Jackie Filla, president and chief executive of the Hotel Association of Los Angeles, said she was fearful for the effect of the decision on upcoming international sports events.
“In the short term, some (hoteliers) will tear up their room block agreements, which set aside rooms for the 2028 Olympic and Paralympic Games. I don’t think anybody wants to do this. … They’re excited to be participating in the Olympics. But they can’t go into it losing money.”
3. UK’s CBI business lobby calls for new strategic alignment with EU
The Confederation of British Industry is calling on U.K. and European Union government officials to work more closely together. The organization added that “with geopolitical headwinds threatening EU-U.K. growth ambitions, the [EU-U.K. Summit] in London on [May 19] represents a turning point in the relationship where both sides can collaborate to drive forward sustainable growth and a prosperous future."
Any U.K. moves to become more integrated with the EU are controversial ever since U.K. residents voted to leave the EU in 2016 in a process now known as Brexit. The U.K. officially left the EU in 2020 and any signs of larger cooperation is seen by some voters as a betrayal of their vote and the country’s decision. Critics point to what they state are large economic losses as a result of Brexit, while some might point to recent economic data that the U.K. exceeded analyst predictions in the latest gross domestic product numbers for the first quarter of 2025.
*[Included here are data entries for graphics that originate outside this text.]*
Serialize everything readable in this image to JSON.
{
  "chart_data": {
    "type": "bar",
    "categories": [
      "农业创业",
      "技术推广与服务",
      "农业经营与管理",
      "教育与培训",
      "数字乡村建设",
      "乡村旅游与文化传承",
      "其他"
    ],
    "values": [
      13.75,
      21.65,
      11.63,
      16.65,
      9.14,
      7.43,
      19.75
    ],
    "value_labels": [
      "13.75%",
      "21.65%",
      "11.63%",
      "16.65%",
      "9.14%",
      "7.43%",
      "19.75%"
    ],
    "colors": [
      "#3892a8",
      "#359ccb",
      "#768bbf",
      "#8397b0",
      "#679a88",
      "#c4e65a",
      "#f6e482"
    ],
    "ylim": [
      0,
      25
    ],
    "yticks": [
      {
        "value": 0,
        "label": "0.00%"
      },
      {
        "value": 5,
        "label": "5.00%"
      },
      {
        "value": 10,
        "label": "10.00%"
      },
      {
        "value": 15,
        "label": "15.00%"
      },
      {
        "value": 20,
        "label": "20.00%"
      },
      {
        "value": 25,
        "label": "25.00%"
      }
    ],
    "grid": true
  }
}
4. 1 in 10 Brits have no savings, report finds
Ten percent of British adults have no savings at all, and 21% said they had less than £1,000 ($1,329) in savings, according to the BBC. The findings come from the Financial Conduct Authority’s Financial Lives survey of 18,000 people. The ongoing series of surveys is seen to be an overview of the “state of the nation’s finances.” In addition, 2.8 million Brits have “persistent credit card debt” and “3.8 million retirees are worried they don’t have enough money to last their retirement.” All affect the levels of disposable and discretionary income for activities such as travel.
The BBC said the report added that “nearly half of adults have outstanding unsecured debt, where the money borrowed is not backed up by assets. … The median average amount of debt outstanding among those with debt was £6,300, and among 18- to 34-year-olds with debt, the median average amount of debt outstanding was £12,500. But, after excluding student loans, that dropped to £1,300.”
5. EU posts first-quarter GDP growth of 0.3%
The European Union’s eurozone trading bloc of 20 countries posted a 0.3% rise in its gross domestic product, according to Eurostat. That figure was down 0.1% from the last three months of 2024. Employment also increased by the same percentage amount compared with the last quarter.
The Wall Street Journal added that in the eurozone “March’s higher output was driven by a more than 3% increase in production out of Germany … and Ireland, a hub for pharmaceutical production, where output was some 15% higher than a month earlier. The two economies are the most exposed in the eurozone to President [Donald] Trump’s trade tariffs, and the surge in their factory output points to a drive among U.S. importers to stock up ahead of the package of tariffs.”